- Born: Kuppuswami Srinivasan 30 May 1899 Shiyali, Tanjore District, Madras Presidency
- Died: 2 June 1975 (aged 76)
- Education: Presidency College, Madras
- Occupation: Journalist
- Known for: Founding Manikodi

= Stalin Srinivasan =

Indian journalist

Kuppuswami Srinivasan (30 May 1899 – 2 June 1975), popularly known as Stalin Srinivasan, was an Indian journalist and Indian independence activist who founded the journal Manikodi in 1932. He was also one of the founders of the Free Press Journal. Upon India's independence, he served as the first chief film censor of Madras state. Acclaimed civil lawyer Radha Srinivasan is Stalin Srinivasan's daughter.

== Early life ==

Srinivasan was born on 30 May 1899 at Shiyali in the Tanjore district of Madras Presidency, India.

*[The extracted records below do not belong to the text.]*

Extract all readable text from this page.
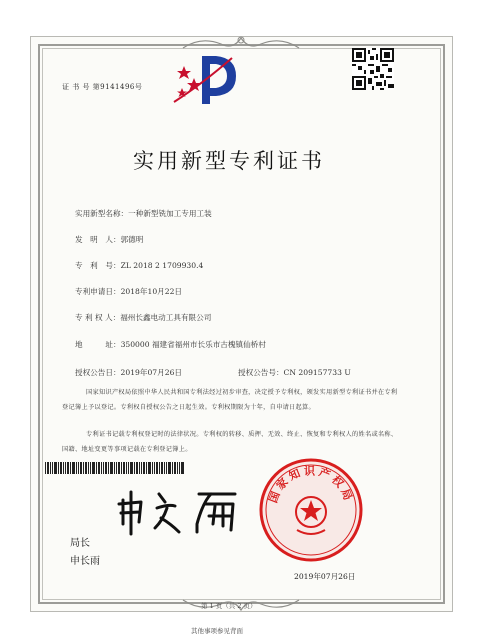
证 书 号 第9141496号
实用新型专利证书
实用新型名称：一种新型铣加工专用工装
发　明　人：郭德明
专　利　号：ZL 2018 2 1709930.4
专利申请日：2018年10月22日
专 利 权 人：福州长鑫电动工具有限公司
地　　　址：350000 福建省福州市长乐市古槐镇仙桥村
授权公告日：2019年07月26日	授权公告号：CN 209157733 U
国家知识产权局依照中华人民共和国专利法经过初步审查，决定授予专利权，颁发实用新型专利证书并在专利登记簿上予以登记。专利权自授权公告之日起生效。专利权期限为十年，自申请日起算。
专利证书记载专利权登记时的法律状况。专利权的转移、质押、无效、终止、恢复和专利权人的姓名或名称、国籍、地址变更等事项记载在专利登记簿上。
局长
申长雨
国家知识产权局
2019年07月26日
第 1 页（共 2 页）
其他事项参见背面
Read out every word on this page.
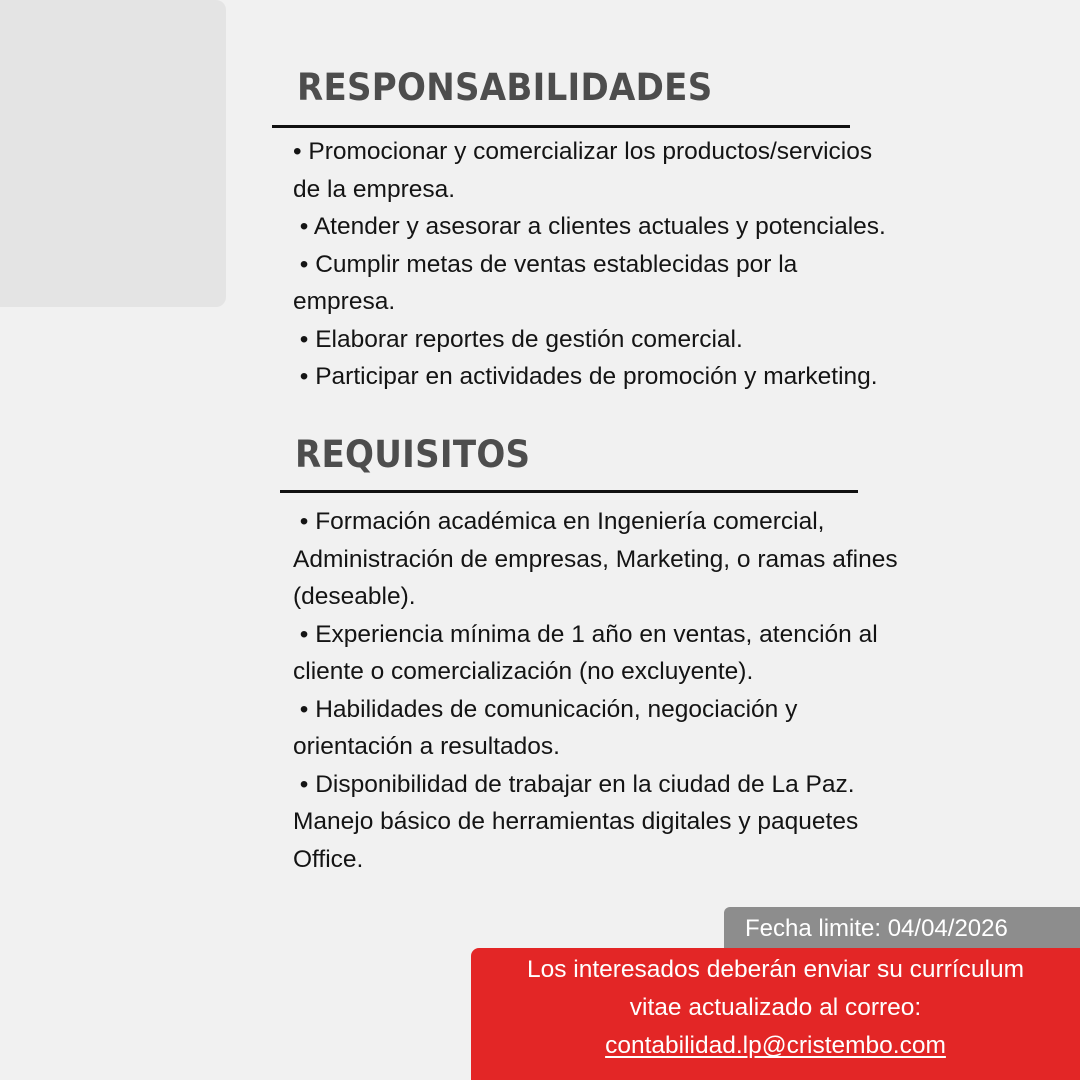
RESPONSABILIDADES
• Promocionar y comercializar los productos/servicios
de la empresa.
• Atender y asesorar a clientes actuales y potenciales.
• Cumplir metas de ventas establecidas por la
empresa.
• Elaborar reportes de gestión comercial.
• Participar en actividades de promoción y marketing.
REQUISITOS
• Formación académica en Ingeniería comercial,
Administración de empresas, Marketing, o ramas afines
(deseable).
• Experiencia mínima de 1 año en ventas, atención al
cliente o comercialización (no excluyente).
• Habilidades de comunicación, negociación y
orientación a resultados.
• Disponibilidad de trabajar en la ciudad de La Paz.
Manejo básico de herramientas digitales y paquetes
Office.
Fecha limite: 04/04/2026
Los interesados deberán enviar su currículum
vitae actualizado al correo:
contabilidad.lp@cristembo.com
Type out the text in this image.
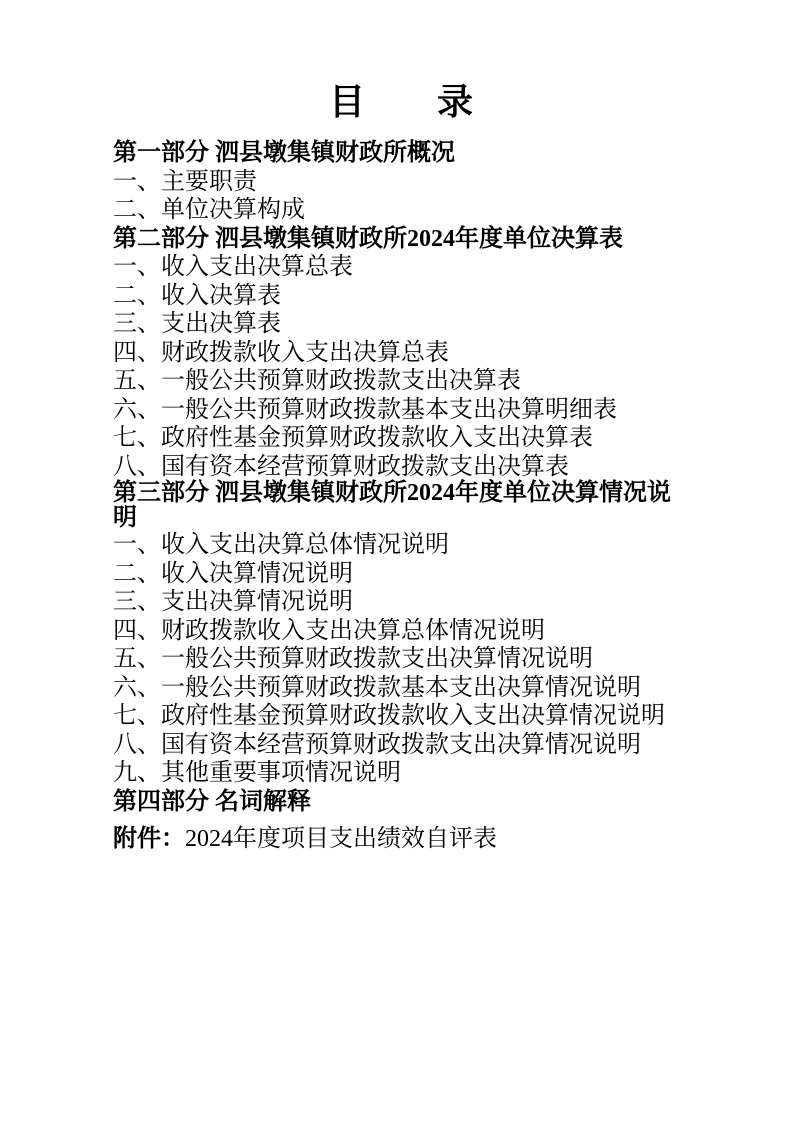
目　　录

第一部分 泗县墩集镇财政所概况

一、主要职责

二、单位决算构成

第二部分 泗县墩集镇财政所2024年度单位决算表

一、收入支出决算总表

二、收入决算表

三、支出决算表

四、财政拨款收入支出决算总表

五、一般公共预算财政拨款支出决算表

六、一般公共预算财政拨款基本支出决算明细表

七、政府性基金预算财政拨款收入支出决算表

八、国有资本经营预算财政拨款支出决算表

第三部分 泗县墩集镇财政所2024年度单位决算情况说明

一、收入支出决算总体情况说明

二、收入决算情况说明

三、支出决算情况说明

四、财政拨款收入支出决算总体情况说明

五、一般公共预算财政拨款支出决算情况说明

六、一般公共预算财政拨款基本支出决算情况说明

七、政府性基金预算财政拨款收入支出决算情况说明

八、国有资本经营预算财政拨款支出决算情况说明

九、其他重要事项情况说明

第四部分 名词解释

附件：2024年度项目支出绩效自评表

He graduated in law and was pursuing his post-graduate studies at the Presidency College, Madras when he was invited by C. Rajagopalachari to join the staff of the National School that he had founded.

== Career ==

Srinivasan worked for the Daily Press and Swarajya before joining S. Sadanand's The Free Press Journal in Bombay. He served notably as the Central Assembly Correspondent in Delhi and covered the proceedings of the C. Sankaran Nair committee in London. When Sadanand was jailed for publishing an article by Srinivasan, the latter went to court to get Sadanand released.

In 1932, along with a few of his friends, Srinivasan started the Tamil journal Manikkodi. Manikkodi would acquire acclaim as a journal and spearhead a literary movement.